Albert Einstein gelmiş geçmiş e büyük bilim insanlarından birisidir. Ama yürüyüşe çıktığında bazen evinin yolunu bile bulamazdı. Sürekli kırışık kıyafetler giyerdi. Çoğunlukla bir şeyleri unuturdu. Bir seferinde kitap okurken ayraç olarak 1.500 dolar kullanıp sonrasında kitabı kaybetmişti. Çünkü düşünmesi gereken başka şeyleri vardı. Bilim onun için hayatta sıradan olan her şeyden daha önemliydi.
Einstein 1879 yılında Almanya’nın Ulm kentinde dünyaya geldi. Çocukken algısı yaşıtlarına nazaran yavaştı. Daha yavaş öğreniyordu. Öyle ki üç yaşına kadar konuşamadı. İlkokulda okuldakiler Einstein’in babasına “Oğlunuz hiçbir şeyde başarılı olamaz.” dedi. Notları kötüydü ve yapmayı sevdiği tek şey keman çalmaktı.
12 yaşına geldiğinde matematik ve fizik kitapları okumaya başlamıştı. Okuduğu şeyler onun içinde büyük bir heyecana sebep olmuştu. Daha fazla öğrenmek için heyecan duyuyordu. 17 yaşına geldiğinde İsviçre’de üniversite okumaya başladı. Öğretmen olmak istiyordu. 1900 senesinde okulunu bitirdiğinde bir iş bulamadı. Bir arkadaşı sayesinde hükümet ofisinde işe girdi.

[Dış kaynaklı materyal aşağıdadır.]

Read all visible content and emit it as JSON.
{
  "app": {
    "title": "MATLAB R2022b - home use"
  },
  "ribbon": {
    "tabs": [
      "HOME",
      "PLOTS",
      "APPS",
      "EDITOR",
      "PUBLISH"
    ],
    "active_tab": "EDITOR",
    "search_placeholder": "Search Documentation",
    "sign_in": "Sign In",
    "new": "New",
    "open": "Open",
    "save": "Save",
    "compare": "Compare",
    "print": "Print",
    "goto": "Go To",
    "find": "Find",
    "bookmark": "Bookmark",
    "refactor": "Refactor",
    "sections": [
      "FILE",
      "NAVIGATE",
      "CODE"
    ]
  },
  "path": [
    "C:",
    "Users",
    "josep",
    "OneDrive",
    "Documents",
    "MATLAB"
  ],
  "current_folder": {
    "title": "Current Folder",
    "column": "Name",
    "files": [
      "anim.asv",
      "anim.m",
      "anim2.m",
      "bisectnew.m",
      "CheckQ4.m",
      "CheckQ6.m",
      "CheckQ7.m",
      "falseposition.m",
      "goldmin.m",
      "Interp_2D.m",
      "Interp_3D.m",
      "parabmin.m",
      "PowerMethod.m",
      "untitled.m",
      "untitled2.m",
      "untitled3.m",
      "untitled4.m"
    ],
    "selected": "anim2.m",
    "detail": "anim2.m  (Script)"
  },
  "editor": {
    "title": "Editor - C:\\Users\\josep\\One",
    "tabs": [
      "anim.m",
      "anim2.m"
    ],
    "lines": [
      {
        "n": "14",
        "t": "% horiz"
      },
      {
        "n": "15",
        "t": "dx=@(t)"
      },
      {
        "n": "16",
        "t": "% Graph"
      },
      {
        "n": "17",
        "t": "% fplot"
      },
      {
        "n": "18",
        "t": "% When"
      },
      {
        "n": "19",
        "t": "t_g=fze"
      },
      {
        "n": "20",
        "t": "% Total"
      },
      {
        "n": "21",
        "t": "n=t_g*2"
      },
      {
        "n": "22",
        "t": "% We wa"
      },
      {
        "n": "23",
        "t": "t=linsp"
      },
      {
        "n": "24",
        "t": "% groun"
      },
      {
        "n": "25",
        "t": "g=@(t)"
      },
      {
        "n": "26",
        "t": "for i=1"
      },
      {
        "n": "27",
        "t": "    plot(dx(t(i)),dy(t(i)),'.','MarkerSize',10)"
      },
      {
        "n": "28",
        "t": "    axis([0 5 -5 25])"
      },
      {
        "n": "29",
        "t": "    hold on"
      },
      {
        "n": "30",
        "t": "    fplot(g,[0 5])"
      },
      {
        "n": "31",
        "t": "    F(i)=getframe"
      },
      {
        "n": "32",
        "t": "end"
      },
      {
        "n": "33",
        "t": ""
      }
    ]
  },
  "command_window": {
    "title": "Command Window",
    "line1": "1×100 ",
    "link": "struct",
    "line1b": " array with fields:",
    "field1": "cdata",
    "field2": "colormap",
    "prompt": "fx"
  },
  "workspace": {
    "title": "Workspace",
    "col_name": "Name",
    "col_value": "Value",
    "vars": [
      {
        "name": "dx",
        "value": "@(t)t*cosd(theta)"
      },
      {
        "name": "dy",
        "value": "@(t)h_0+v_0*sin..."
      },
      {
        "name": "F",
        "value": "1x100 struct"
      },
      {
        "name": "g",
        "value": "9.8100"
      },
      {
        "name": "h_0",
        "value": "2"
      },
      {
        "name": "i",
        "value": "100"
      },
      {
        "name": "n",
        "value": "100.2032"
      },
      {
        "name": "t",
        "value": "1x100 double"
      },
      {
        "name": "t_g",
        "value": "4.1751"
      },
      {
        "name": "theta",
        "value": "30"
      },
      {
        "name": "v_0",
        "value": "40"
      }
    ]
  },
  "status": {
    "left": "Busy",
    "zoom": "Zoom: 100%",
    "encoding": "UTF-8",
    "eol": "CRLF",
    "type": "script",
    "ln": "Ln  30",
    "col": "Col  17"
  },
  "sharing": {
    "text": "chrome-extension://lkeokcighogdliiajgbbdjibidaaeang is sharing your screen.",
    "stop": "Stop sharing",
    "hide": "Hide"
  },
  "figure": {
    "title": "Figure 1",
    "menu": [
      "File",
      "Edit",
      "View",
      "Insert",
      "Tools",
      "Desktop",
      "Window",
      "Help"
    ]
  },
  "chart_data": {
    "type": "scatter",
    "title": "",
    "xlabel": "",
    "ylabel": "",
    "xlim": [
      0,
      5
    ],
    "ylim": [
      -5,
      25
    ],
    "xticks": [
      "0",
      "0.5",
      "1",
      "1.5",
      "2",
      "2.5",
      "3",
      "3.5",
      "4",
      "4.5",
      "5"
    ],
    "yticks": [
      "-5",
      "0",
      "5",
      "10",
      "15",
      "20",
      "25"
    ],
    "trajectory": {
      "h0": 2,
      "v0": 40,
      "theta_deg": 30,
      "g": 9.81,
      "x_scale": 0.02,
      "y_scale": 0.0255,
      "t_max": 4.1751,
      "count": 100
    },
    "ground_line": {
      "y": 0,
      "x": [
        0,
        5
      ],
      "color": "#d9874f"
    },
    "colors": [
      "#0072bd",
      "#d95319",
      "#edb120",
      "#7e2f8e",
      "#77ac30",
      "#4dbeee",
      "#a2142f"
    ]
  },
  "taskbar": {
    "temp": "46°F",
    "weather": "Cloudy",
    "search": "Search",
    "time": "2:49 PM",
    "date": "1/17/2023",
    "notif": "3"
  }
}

Okulda olduğu zamanlarda matematiğe ve fiziğe olan merakı iyice artmıştı. Evrene dair soruların cevaplarını bulmak istiyordu. 1905 yılında fikirlerini anlattığı bir makale yayınladı ve diğer bilim insanları onunla dalga geçip ona güldüler ama onun İzafiyet Teorisi bilim dünyasını dönüşü olmayan bir değişime soktu. Bilim insanları o teori sayesinde evrene farklı bir gözle bakmaya başladılar. Bilgisayarlar, televizyonlar veya uzay yolculuğu dahil birçok şey Einstein sayesinde hayatımıza girdi desek yanlış olmaz.
Einstein çok hızlı bir şekilde ünlü olmuştu. Dünyayı dolaşıp fikirlerini anlatmaya başlamıştı. 1922 yılında fizik alanında Nobel ödülü aldı. 1933 senesine gelindiğinde ise Hitler Almanya’da gücü eline almıştı ve Einstein gibi Yahudiler için hayat çok zorlaşmıştı. Bu nedenle Amerika’ya taşındı. Princeton’da yaşamaya ve ders vermeye başladı. 22 sene boyunca 1955 yılında ölene dek hayatına bu şekilde devam etti.
Bir keresinde “Önemli olan şey düşünmeyi bırakmamak.” demişti. Ve o hayatı boyunca hiç bırakmadı.